Apropos of the previous reflections, is there a meaningful difference between the claims about the ‘work’ in “Typewriter Ribbon: Limited Ink” and those claimed for Heidegger’s Sein und Zeit in Aporias? Or what about the claim about work in “University without Condition.” Derrida writes in Aporias:
In order to welcome into thought and into history such a ‘work’, the event has to be thought otherwise. Being and Time would belong neither to science, nor to philosophy, nor to poetics. Such is perhaps the case for every work worthy of its name; there, what puts thinking into operation exceeds its own borders or what thinking itself intends to present of these borders.

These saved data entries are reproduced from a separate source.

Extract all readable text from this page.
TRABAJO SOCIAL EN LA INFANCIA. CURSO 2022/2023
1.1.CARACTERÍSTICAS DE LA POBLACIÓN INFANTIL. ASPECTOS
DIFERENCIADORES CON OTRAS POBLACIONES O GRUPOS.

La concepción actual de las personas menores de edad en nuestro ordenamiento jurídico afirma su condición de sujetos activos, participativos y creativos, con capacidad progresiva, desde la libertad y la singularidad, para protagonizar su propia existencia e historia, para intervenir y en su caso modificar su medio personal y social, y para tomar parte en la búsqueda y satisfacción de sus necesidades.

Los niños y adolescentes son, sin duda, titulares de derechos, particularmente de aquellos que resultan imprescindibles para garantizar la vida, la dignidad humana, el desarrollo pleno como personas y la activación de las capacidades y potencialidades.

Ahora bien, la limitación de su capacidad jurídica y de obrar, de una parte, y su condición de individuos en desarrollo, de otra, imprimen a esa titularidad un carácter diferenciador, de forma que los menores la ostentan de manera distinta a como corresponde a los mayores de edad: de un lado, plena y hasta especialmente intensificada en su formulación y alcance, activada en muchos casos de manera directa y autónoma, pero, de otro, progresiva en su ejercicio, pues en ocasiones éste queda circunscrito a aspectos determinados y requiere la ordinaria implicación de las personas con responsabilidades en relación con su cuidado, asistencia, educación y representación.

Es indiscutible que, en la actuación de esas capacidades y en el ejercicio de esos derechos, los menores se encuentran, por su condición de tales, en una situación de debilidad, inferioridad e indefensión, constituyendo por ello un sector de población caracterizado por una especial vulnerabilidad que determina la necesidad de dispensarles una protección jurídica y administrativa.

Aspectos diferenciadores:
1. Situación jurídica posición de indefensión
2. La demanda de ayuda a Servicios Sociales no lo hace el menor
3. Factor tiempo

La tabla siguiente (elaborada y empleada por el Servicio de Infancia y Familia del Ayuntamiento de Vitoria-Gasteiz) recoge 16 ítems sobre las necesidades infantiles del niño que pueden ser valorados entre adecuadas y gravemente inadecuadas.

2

The work exceeds itself. (32)
Does the work of de Man “exceed” its own borders? Is this characteristic of texts “in general?”
If this is the case, how can we say, along with Jameson, that the Derridean text excludes such “old categories,” like an “old ribbon,” too old, worn out, dried up and out of ink bound to an outmoded typewriter, textual machine?
Furthermore, if the “materiality” of the de Manian (and, can we extend this to the Derridean?) text is not “matter” than what does that say about the relationship between the bugs in amber and de Man’s text in relation to the arche-fossil? What is the relationship between “realism” (QM) and “materiality” if there is any at all?